Kohler designer Mark Bickerstaffe talks new products and the bathroom of the future with Ola Bednarczuk.
September 14th, 2011
“We’re surrounded by clutter. There’s so much stuff around us,” says Mark Bickerstaffe, Kohler’s Director of New Product Development, Kitchen and Bath, Europe & Asia Pacific.
“The challenge for designers now is to do things that are truly useful, truly beautiful and truly new, and not just keep churning out variations of the same thing.”
Bickerstaffe first studied engineering, followed by design at the Royal College of Art in London. After 10 years leading James Dyson’s team producing vacuum cleaners, he started his own business designing and making lights before Kohler snapped him up. He’s now been with the company for almost 8 years, creating bathroom and kitchen products that at once reflect and pre-empt the needs of modern life.
“The interesting thing about bathrooms and Kohler is it’s a business that has the means to create a whole environment,” says Bickerstaffe of his work.
“It’s about understanding what people are dreaming of and why they want it, and projecting forward so that we can deliver those things when they want them.
“We’re not like a fashion company; everything takes a minimum of 12 months (or longer) to get from the idea through to the product, so you’re trying to second guess all the time.”
One of the most exciting recent Kohler product launches, sadly not yet available in Australia, is Numi, a toilet-meets-personal-hygiene unit.
“Instead of it looking like this horrible machine, it actually looks like a really cool product,” Bickerstaffe says.
“It’s very refined; everything is integrated.
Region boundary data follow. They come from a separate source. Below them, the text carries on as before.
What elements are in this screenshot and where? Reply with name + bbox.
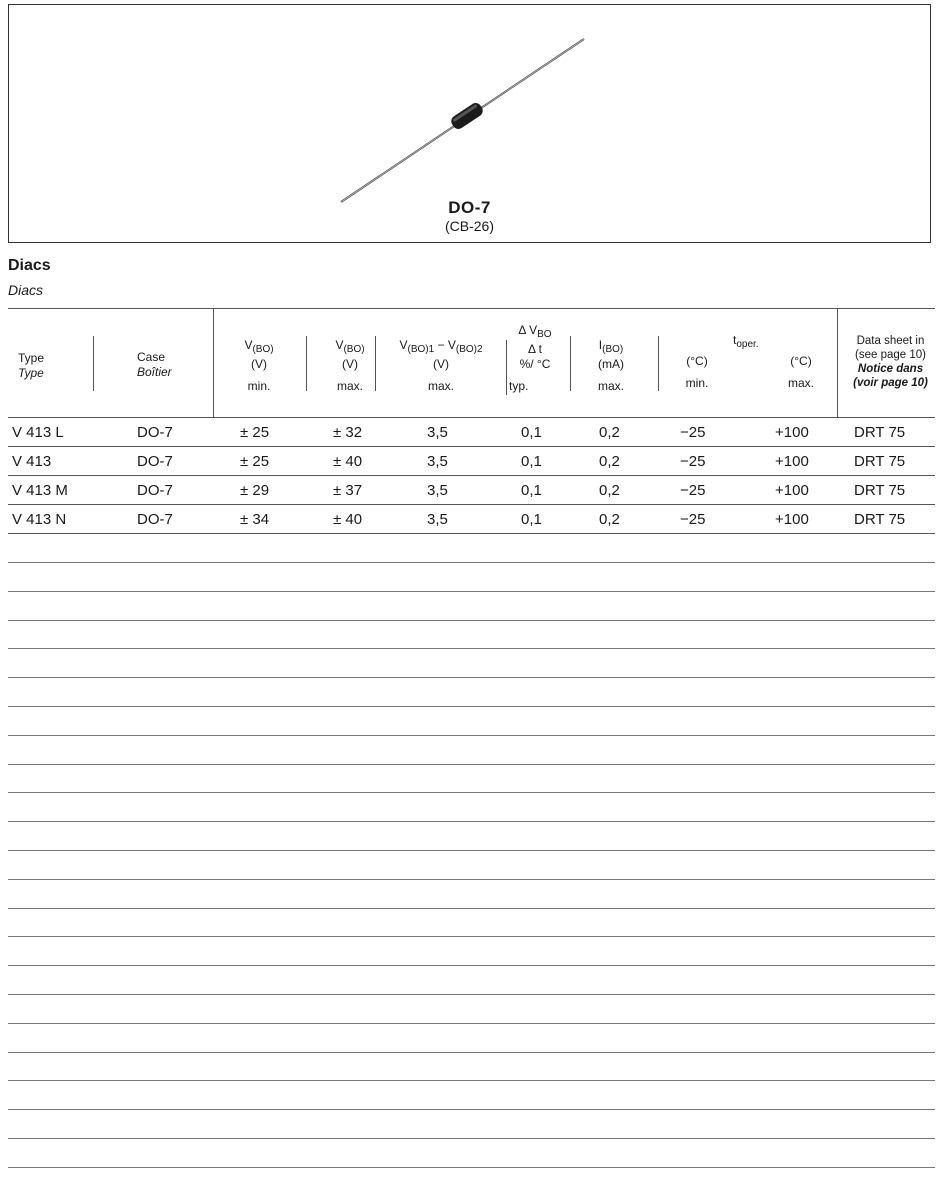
blank-rule [8, 908, 935, 909]
blank-rule [8, 1023, 935, 1024]
toper-max-note: max. [787, 376, 814, 390]
cell-case: DO-7 [137, 453, 173, 470]
cell-delta: 0,1 [521, 453, 542, 470]
delta-t-symbol: Δ t [527, 342, 543, 356]
header-toper-max [783, 354, 819, 391]
blank-rule [8, 735, 935, 736]
row-rule [8, 446, 935, 447]
header-vbo-diff [377, 338, 505, 394]
cell-ibo: 0,2 [599, 482, 620, 499]
ibo-unit: (mA) [598, 357, 624, 371]
vbo-min-unit: (V) [251, 357, 267, 371]
table-row [0, 505, 945, 533]
table-row [0, 476, 945, 504]
blank-rule [8, 764, 935, 765]
blank-rule [8, 562, 935, 563]
cell-type: V 413 M [12, 482, 68, 499]
header-divider [506, 340, 507, 395]
cell-ibo: 0,2 [599, 453, 620, 470]
cell-type: V 413 [12, 453, 52, 470]
header-type-en: Type [18, 351, 45, 365]
cell-datasheet: DRT 75 [854, 424, 906, 441]
header-divider [570, 336, 571, 391]
cell-ibo: 0,2 [599, 424, 620, 441]
vbo-min-note: min. [247, 379, 271, 393]
cell-datasheet: DRT 75 [854, 482, 906, 499]
toper-min-note: min. [685, 376, 709, 390]
table-row [0, 447, 945, 475]
header-vbo-max [325, 338, 375, 394]
blank-rule [8, 879, 935, 880]
header-case-fr: Boîtier [137, 365, 172, 379]
datasheet-fr-page: (voir page 10) [853, 377, 928, 389]
cell-vbo-max: ± 32 [333, 424, 363, 441]
cell-case: DO-7 [137, 482, 173, 499]
cell-vbo-max: ± 40 [333, 453, 363, 470]
delta-vbo-symbol: Δ V [518, 323, 538, 337]
cell-tmin: −25 [680, 511, 706, 528]
cell-vbo-min: ± 25 [240, 424, 270, 441]
header-divider [93, 336, 94, 391]
header-divider [837, 308, 838, 418]
ibo-note: max. [597, 379, 624, 393]
cell-vbo-diff: 3,5 [427, 511, 448, 528]
cell-tmin: −25 [680, 424, 706, 441]
cell-type: V 413 L [12, 424, 64, 441]
blank-rule [8, 792, 935, 793]
blank-rule [8, 850, 935, 851]
vbo1-symbol: V [399, 338, 408, 352]
header-toper-min [680, 354, 714, 391]
toper-min-unit: (°C) [686, 354, 708, 368]
blank-rule [8, 591, 935, 592]
cell-type: V 413 N [12, 511, 67, 528]
delta-vbo-subscript: BO [537, 329, 552, 340]
blank-rule [8, 965, 935, 966]
blank-rule [8, 706, 935, 707]
vbo-subscript: (BO) [252, 344, 274, 355]
cell-vbo-min: ± 34 [240, 511, 270, 528]
header-type-fr: Type [18, 366, 44, 380]
blank-rule [8, 648, 935, 649]
blank-rule [8, 1138, 935, 1139]
header-case-en: Case [137, 350, 166, 364]
cell-case: DO-7 [137, 511, 173, 528]
package-name: DO-7 [448, 198, 491, 217]
minus-sign: − [434, 338, 448, 352]
cell-tmax: +100 [775, 482, 809, 499]
header-case [137, 350, 172, 380]
cell-delta: 0,1 [521, 424, 542, 441]
datasheet-fr: Notice dans [857, 363, 924, 375]
blank-rule [8, 936, 935, 937]
cell-vbo-min: ± 29 [240, 482, 270, 499]
blank-rule [8, 821, 935, 822]
blank-rule [8, 620, 935, 621]
cell-tmax: +100 [775, 511, 809, 528]
cell-vbo-max: ± 40 [333, 511, 363, 528]
cell-delta: 0,1 [521, 482, 542, 499]
table-top-rule [8, 308, 935, 309]
header-divider [375, 336, 376, 391]
cell-datasheet: DRT 75 [854, 453, 906, 470]
blank-rule [8, 1167, 935, 1168]
vbo-diff-note: max. [427, 379, 454, 393]
row-rule [8, 475, 935, 476]
package-alt-name: (CB-26) [444, 218, 494, 234]
vbo2-subscript: (BO)2 [455, 344, 483, 355]
header-datasheet [842, 334, 939, 390]
cell-tmax: +100 [775, 424, 809, 441]
cell-tmax: +100 [775, 453, 809, 470]
table-row [0, 418, 945, 446]
vbo-subscript: (BO) [343, 344, 365, 355]
header-ibo [588, 338, 634, 394]
toper-subscript: oper. [736, 339, 759, 350]
package-illustration-box [8, 4, 931, 243]
cell-datasheet: DRT 75 [854, 511, 906, 528]
vbo-diff-unit: (V) [433, 357, 449, 371]
cell-ibo: 0,2 [599, 511, 620, 528]
row-rule [8, 504, 935, 505]
header-divider [306, 336, 307, 391]
vbo-max-note: max. [336, 379, 363, 393]
toper-symbol: t [733, 333, 737, 347]
vbo-symbol: V [244, 338, 253, 352]
ibo-subscript: (BO) [602, 344, 624, 355]
cell-tmin: −25 [680, 482, 706, 499]
blank-rule [8, 1052, 935, 1053]
section-title: Diacs [8, 257, 51, 274]
row-rule [8, 533, 935, 534]
blank-rule [8, 1080, 935, 1081]
cell-delta: 0,1 [521, 511, 542, 528]
ibo-symbol: I [598, 338, 603, 352]
header-delta-vbo [509, 323, 561, 394]
delta-unit: %/ °C [519, 357, 551, 371]
header-type [18, 351, 44, 381]
toper-max-unit: (°C) [790, 354, 812, 368]
cell-vbo-max: ± 37 [333, 482, 363, 499]
header-toper [733, 333, 759, 352]
cell-vbo-diff: 3,5 [427, 482, 448, 499]
datasheet-en-page: (see page 10) [855, 349, 926, 361]
cell-vbo-min: ± 25 [240, 453, 270, 470]
cell-tmin: −25 [680, 453, 706, 470]
vbo-max-unit: (V) [342, 357, 358, 371]
blank-rule [8, 1109, 935, 1110]
blank-rule [8, 677, 935, 678]
blank-rule [8, 994, 935, 995]
header-divider [213, 308, 214, 418]
cell-vbo-diff: 3,5 [427, 424, 448, 441]
vbo1-subscript: (BO)1 [407, 344, 435, 355]
delta-note: typ. [509, 379, 529, 393]
vbo-symbol: V [335, 338, 344, 352]
cell-case: DO-7 [137, 424, 173, 441]
header-vbo-min [234, 338, 284, 394]
section-subtitle: Diacs [8, 282, 44, 298]
datasheet-en: Data sheet in [856, 335, 925, 347]
cell-vbo-diff: 3,5 [427, 453, 448, 470]
header-divider [658, 336, 659, 391]
vbo2-symbol: V [447, 338, 456, 352]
You can’t really tell that it’s got all this extra functionality. It just looks like a really sculptural, minimal object.”
Numi is operated by a touchscreen remote control, has a foot warmer for colder climates and a sensor that allows the lid to be opened without being touched.
A product like Numi comes about from “talking to people and listening quite deeply and not judging,” Bickerstaffe says.
“Being Kohler, we can’t just throw a product out there – we have to lead. So we spend a lot of time researching consumers to get a deeper understanding, and use that to derive what the product actually is. Does it pass the test? Do people desire it as an object, not just a functional thing? Which is hard for a toilet!”
Kohler’s products foretell bathroom possibilities that are much closer than some might imagine. The bathroom of the future, says Bickerstaffe, won’t be about “swooping futuristic environments.”
It will be more about functionality and user interface.
“You’ll be able to use the surfaces of your bathroom to communicate, to watch TV, to listen to music without it being a hassle and without it being a huge change to your bathroom,” Bickerstaffe says.
“Smart storage is going to be huge – everyone wants really good storage like you get in your kitchen and bathroom.”
Improved lighting and, of course, re-use of water are also set to be key components of our bathrooms. Most importantly, people’s perception of what the bathroom is and does will undergo a radical shift.
“Bathrooms don’t have to be these material blocks,” Bickerstaffe explains. “All those divides and boundaries have been broken down, so there’ll be a lot more intermixing of materials and sensitivity, or sensuousness.
“People want to feel more touch. Bathrooms are a very private space, a very tactile space, and they’ve been quite cold and clinical for many years. I think that’s going to shift now, and that’s where we’re going to start to really push stylistically and bring in that emotional content through the bathroom.”